It is not possible to make a mistake.
It is written in Bokononism, ‘Live by the foma that make you brave and kind and healthy and happy.’
Bravery?
Kindness?
Health?
Happiness?
Birthed from the smallest of untruths. Birthed, indeed, is the question.
My first boko-maru promised me awareness, but the only thing that became evident was the fact that my real power lay in birthing the next lineage of ruling elite.
‘A fish pitched up
By the angry sea,
I gasped on land,
And I became me.
Be like a baby,
The Bible say,
So I stay like a baby
To this very day.’
Our rebirth is now, and it is up to us how we are divine.
Busy, busy, busy.
‘Tiger got to hunt,
Bird got to fly;
Man got to sit and wonder, “Why, why, why?”
Tiger got to sleep,
Bird got to land;
Man got to tell himself he understand.’
Am I so simple that I’m the womb of the future? My zah-mah-ki-bo to birth a new nation of San Lorenzans?

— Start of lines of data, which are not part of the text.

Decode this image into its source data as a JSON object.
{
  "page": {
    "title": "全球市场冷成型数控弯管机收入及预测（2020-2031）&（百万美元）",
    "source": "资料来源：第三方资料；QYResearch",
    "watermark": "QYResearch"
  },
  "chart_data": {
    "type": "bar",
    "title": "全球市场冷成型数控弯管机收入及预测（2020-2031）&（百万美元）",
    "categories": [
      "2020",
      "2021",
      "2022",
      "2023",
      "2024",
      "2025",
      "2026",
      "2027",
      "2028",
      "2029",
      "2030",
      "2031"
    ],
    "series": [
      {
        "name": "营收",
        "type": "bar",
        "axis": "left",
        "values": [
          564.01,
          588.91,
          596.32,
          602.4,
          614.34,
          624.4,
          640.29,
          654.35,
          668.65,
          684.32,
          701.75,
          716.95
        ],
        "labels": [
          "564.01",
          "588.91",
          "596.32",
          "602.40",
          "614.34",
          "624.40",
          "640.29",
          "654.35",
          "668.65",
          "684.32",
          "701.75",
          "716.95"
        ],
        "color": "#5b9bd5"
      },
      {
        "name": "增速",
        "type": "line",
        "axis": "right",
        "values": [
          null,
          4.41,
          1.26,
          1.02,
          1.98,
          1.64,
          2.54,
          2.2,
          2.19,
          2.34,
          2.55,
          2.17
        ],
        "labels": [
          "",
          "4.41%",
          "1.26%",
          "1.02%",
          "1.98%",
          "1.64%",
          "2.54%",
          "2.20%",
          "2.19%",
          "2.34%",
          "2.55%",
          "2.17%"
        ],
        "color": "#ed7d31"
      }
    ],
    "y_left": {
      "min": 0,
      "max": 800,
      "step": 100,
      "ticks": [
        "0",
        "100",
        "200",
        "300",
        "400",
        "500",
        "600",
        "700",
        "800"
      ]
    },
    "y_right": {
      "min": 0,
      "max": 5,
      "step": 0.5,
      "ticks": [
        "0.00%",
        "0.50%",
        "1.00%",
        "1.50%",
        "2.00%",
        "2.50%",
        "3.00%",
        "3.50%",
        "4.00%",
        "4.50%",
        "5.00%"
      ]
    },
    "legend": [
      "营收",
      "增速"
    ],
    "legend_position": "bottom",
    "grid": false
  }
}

If that is what it says in our sacred writing, then I choose the frigid path that resonates among our people. Between Borasisi and Pabu flourishes pool-pah and the blind karass, a granfalloon, that a text will guide us all. Words incongruous to the world, except our little world, an island onto ourselves.
God wrote the worst plays, placing it upon man to use his own imagination why we existed. Audience and actors, working hand-in-hand, making up origins, scripted and ad lib. Rolls of the vin-dit dice conspiring duffle.
Busy, busy, busy.
It was written that I’d wed leadership, but even that bonded authority wouldn’t offer me the power I’d wield if born a man. No. Symbols are only images of scattered significance. Symbols speak through chiseled poses frozen in granite, molded in clay, and cast in bronze. They aren’t lines of scripture spoken impromptu, yet convenient to the cause. Scripture. Foma. Whatever it is you desire, and Bokonon agrees.
Foma is only a whisper of our mountebank’s greatest deception and I will not, cannot, conceive of another moment. Nor will I lend my body to that conception. I am frozen now, and henceforth.
‘God made mud … God got lonesome … And I was some of the mud that got to sit up and look around … Lucky me, lucky mud …’
It is not possible to make a mistake.